When learning to shoot a defensive pistol for personal protection it is important students learn to shoot under stress. At Schlueter Firearms Instruction we use the “Tueller Drill” to put our students under a moderate amount of stress similar to that they could experience if ever faced with a violent attacker.
This drill requires three people to conduct, one will be a shooter, the second will be a runner, and the third will be an observer to track where the first round hits or misses the paper. I recommend picking someone who is the fastest runner you know to help you practice this drill. The third person’s job is to stand behind the shooter in a safe location, watching where the rounds hit the target as the drill is conducted, & mentally note if the first round hits or misses the paper during the drill.
“Before I go much further I want to clarify the shooter will not be shooting at the runner, but at a paper target located 7 yards down range.”
- The shooter will load their pistol with 2-5 rounds of ammunition once at the firing point and facing down range.
- Once loaded the shooter will be ether in the ready gun position or have their loaded pistol in their holster with the retention devices secured. “Note for safety reasons anyone who plans on practicing from the holster needs to make sure their skill level is at a level they can safely work with a defensive pistol from a holster.”
- The shooter will be facing down range with their pistol loaded and ether in the ready gun position or holstered depending on what skill level the shooter is at when working form a holster.
- The runner will be behind the shooter and slightly off the shooters no shooting side, with their back facing the back of the shooter (facing up-range).

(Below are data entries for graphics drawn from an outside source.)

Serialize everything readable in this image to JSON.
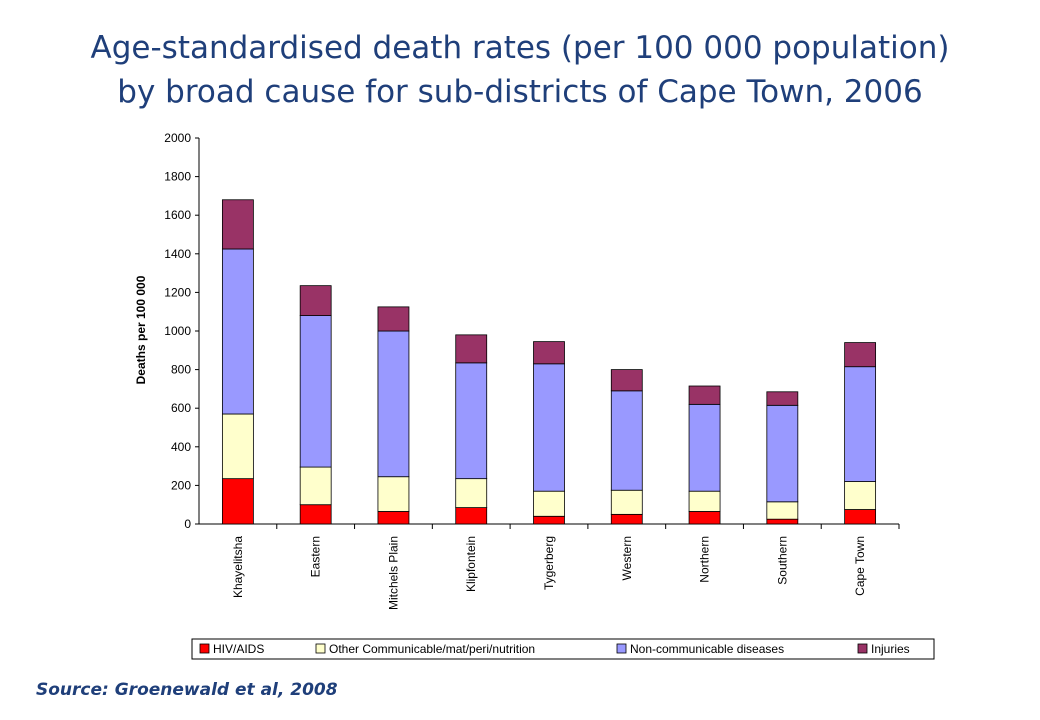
{
  "title_line1": "Age-standardised death rates (per 100 000 population)",
  "title_line2": "by broad cause for sub-districts of Cape Town, 2006",
  "source": "Source: Groenewald et al, 2008",
  "chart_data": {
    "type": "bar",
    "stacked": true,
    "categories": [
      "Khayelitsha",
      "Eastern",
      "Mitchels Plain",
      "Klipfontein",
      "Tygerberg",
      "Western",
      "Northern",
      "Southern",
      "Cape Town"
    ],
    "series": [
      {
        "name": "HIV/AIDS",
        "color": "#ff0000",
        "values": [
          235,
          100,
          65,
          85,
          40,
          50,
          65,
          25,
          75
        ]
      },
      {
        "name": "Other Communicable/mat/peri/nutrition",
        "color": "#ffffcc",
        "values": [
          335,
          195,
          180,
          150,
          130,
          125,
          105,
          90,
          145
        ]
      },
      {
        "name": "Non-communicable diseases",
        "color": "#9999ff",
        "values": [
          855,
          785,
          755,
          600,
          660,
          515,
          450,
          500,
          595
        ]
      },
      {
        "name": "Injuries",
        "color": "#993366",
        "values": [
          255,
          155,
          125,
          145,
          115,
          110,
          95,
          70,
          125
        ]
      }
    ],
    "ylabel": "Deaths per 100 000",
    "xlabel": "",
    "ylim": [
      0,
      2000
    ],
    "yticks": [
      0,
      200,
      400,
      600,
      800,
      1000,
      1200,
      1400,
      1600,
      1800,
      2000
    ],
    "grid": false,
    "legend_position": "bottom"
  }
}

The runner will have one of their hands on the shooters non-shooting side shoulder. In the runners other hand they will have a weighted object to drop.
- After waiting a few moments so to take the shooter by surprise, with out any warning the runner will run away from the shooter as fast as possible towards a safe direction.
- When the runners hand leaves the shooters shoulder the shooter may engage the target as fast as they can.
- The runner will drop the weighted object upon hearing the first shot, but keep running till they hear the last shot.
- Once the shooter is done firing they should show an unloaded pistol securing it ether on the shooting bench or in their holster.
- At this point the shooter may turn around and look to see how far they are from the weighted object is lying on the ground in relationship to where their first round hit the target.
Lessons to be learned:
- How did the shooters defensive accuracy measure up to the NRA Standard of being able to put five rounds into a nine inch circle?
- Did the first round hit the target?
- The distance/time it took the runner to travel to where the first & last shots were fired.
- Did the runner cover more than 21 feet before the shooter fired their first shot?
- The amount of distance the runner covered could be the same amount of distance a determined violent attacker could cover if charging at a shooter/defender.
- This distance/time is same amount an attacker could use to assault and possibly disarm the shooter/defender.
- If the shooter/defender had some form of cover between them and the attacker would it give them more time to react to the attack?
If you have any doubts about your ability to conduct this type of shooting drill on your own in a safe manner. I recommend you consult with an Instructor who is certified in conducting Personal Protection training. In later articles we will be discussing counter measures if ever faced with a charging assailant and no cover between your self and the attacker.